There are no figures available for repossession levels in Scotland. Shelter Scotland has repeatedly called for these to be collected and published.

  • Hugo

    The only people I have sympathy with are women whose husband/partner has decamped and left them with a mortgage, and probably a young family.

    As for the men, especially those with a young family, if they gambled by taking on a mortgage they could ill-afford then they should have known it was a gamble.

    If they take responsibility for their actions and say yes it was a bad decision, then I have sympathy.

    However, if they are cry-babies – as so many are- saying ‘how could I know I would be made redundant’ etc then I have no sympathy whatsoever when they lose their half million pound houses.

    Mind you, I come from an area where we 25% unemployment.

  • livilion

    I used to own one of those two bedroom flats in the Murray, East Kilbride illustrated in the picture.
    A year or so after I got married my new wife ‘insisted’ I buy it,(£28K) even though I hardly had two pennies to rub together and had been living as a batchellor quite happily before marrying her, in my own wee council flat.

    The reason ‘I’ was skint was not because of our combined earnings, we should’ve been quite comfortable, she’d been giving my wages to her sister to fund the brother in law’s drug habit. At one point I was living on cornflakes while she spent a parking fine I gave her to pay on a night out herself.

    When I got fed up with her boyfriend she shot the craw, leaving me to clear off her debts. For this privilege her solicitor also demanded an arm and both legs to be rid of her. Fortunately we never got on well enough after we married to have kids, my mistake was to take on a workshy, sullen lodger I’d mistaken for a wife.
    The cooking, cleaning and housework was left to me, I took over from her mother.

    That was when it was revealed that those coloured panels you can see in the picture are painted on asbestos, and that the wooden frames securing them were in fact rotten and falling apart.

    V.Long story shorter: I had to move to London for work(the Thatcher era, where I come from we got on our bikes to look for work) but was left paying a mortgage on an empty flat even the banks wouldn’t touch, I couldn’t give it away and I tried. For years I had to pay for a flat I couldn’t live in or sell AND pay for private rented accomodation in Hertfordshire, ie triple my mortgage repayment.

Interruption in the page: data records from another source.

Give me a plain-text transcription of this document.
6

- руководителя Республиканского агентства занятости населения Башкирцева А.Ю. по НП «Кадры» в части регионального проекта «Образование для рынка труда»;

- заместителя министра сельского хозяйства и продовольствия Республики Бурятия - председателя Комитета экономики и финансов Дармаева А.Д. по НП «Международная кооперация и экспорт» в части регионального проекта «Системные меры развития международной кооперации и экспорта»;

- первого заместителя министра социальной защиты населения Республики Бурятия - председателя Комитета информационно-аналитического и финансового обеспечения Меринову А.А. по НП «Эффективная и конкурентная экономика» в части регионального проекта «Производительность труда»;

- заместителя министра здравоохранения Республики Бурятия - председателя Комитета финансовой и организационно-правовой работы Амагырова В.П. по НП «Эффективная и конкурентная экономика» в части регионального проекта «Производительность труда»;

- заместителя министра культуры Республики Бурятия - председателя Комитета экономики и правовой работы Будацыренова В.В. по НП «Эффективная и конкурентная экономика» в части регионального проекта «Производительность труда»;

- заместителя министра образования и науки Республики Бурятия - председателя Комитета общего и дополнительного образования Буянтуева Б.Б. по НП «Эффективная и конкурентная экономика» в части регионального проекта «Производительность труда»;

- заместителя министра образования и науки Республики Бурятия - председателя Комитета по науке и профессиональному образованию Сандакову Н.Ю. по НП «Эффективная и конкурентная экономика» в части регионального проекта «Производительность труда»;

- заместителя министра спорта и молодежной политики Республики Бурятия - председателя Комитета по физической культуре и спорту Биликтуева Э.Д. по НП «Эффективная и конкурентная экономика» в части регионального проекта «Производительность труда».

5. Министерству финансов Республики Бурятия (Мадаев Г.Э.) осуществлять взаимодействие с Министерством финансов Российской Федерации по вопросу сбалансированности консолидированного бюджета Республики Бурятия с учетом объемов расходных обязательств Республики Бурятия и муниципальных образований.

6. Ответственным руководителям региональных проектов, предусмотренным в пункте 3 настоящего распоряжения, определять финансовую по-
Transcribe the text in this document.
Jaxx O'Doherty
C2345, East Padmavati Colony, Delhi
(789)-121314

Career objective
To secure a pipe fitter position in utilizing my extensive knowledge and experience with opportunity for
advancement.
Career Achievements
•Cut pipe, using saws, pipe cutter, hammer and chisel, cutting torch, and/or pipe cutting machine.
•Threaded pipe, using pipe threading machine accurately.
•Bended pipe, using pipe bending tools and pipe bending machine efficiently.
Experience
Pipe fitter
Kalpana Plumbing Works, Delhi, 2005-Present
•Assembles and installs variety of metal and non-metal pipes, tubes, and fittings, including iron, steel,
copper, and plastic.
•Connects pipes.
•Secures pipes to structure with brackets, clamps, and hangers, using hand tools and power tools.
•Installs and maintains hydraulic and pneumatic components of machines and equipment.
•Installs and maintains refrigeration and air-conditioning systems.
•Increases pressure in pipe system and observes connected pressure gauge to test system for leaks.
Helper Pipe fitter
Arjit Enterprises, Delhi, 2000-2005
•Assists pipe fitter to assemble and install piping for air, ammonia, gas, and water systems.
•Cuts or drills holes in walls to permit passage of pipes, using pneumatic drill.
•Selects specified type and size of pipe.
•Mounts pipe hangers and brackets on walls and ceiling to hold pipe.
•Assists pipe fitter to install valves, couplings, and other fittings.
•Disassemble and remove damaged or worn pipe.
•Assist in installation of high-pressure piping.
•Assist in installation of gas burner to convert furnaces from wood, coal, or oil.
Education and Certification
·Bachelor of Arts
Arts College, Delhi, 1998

    The twist here is that my childless sister then left her husband and moved down to stay with me, free bed and board on account of the emotional stress of leaving her husband with hundreds of thousands of pounds of debt she’d run up feeding HER horsey habit, and also left him a ruined island croft she’d tried to convert into an equine centre. She added the nice touch of leaving him and presenting him with his final decree on Valentine’s day(think about it). The fact that she was earning more than me was offset in that she was my wee sister and, in my experience, as a woman had a natural gift for making money disappear.

    Of course by your logic this was all my own fault, for being born male. We deserve everything coming to us, simply for the rare honour of sharing a marital bed.

    Or was that just me?

    My brother took on a girl expecting another man’s baby, he eventually married her for the kid’s sake even though she treated him terribly (a story on its own), now the child has grown up and left home she has left him and is demanding his house and possesions, his pension and half his wages. He now lives day to day with their other teenage son, wondering when he is going to be made homeless.
    Us men, just brutes…

  • livilion

    The above sleen venting directed at Hugo. Buying a house doesn’t need to be a capitalistic exercise in financial speculation, some just want the security of owning their own home.

    I wonder how many men who have taken on a mortgage ever could have imagined they might one day lose their home, and still have to keep on paying for it, when that vision of love they married turned into an evil vindictive witch(more often prompted by the solicitor) determined to ruin the remainder of their lives?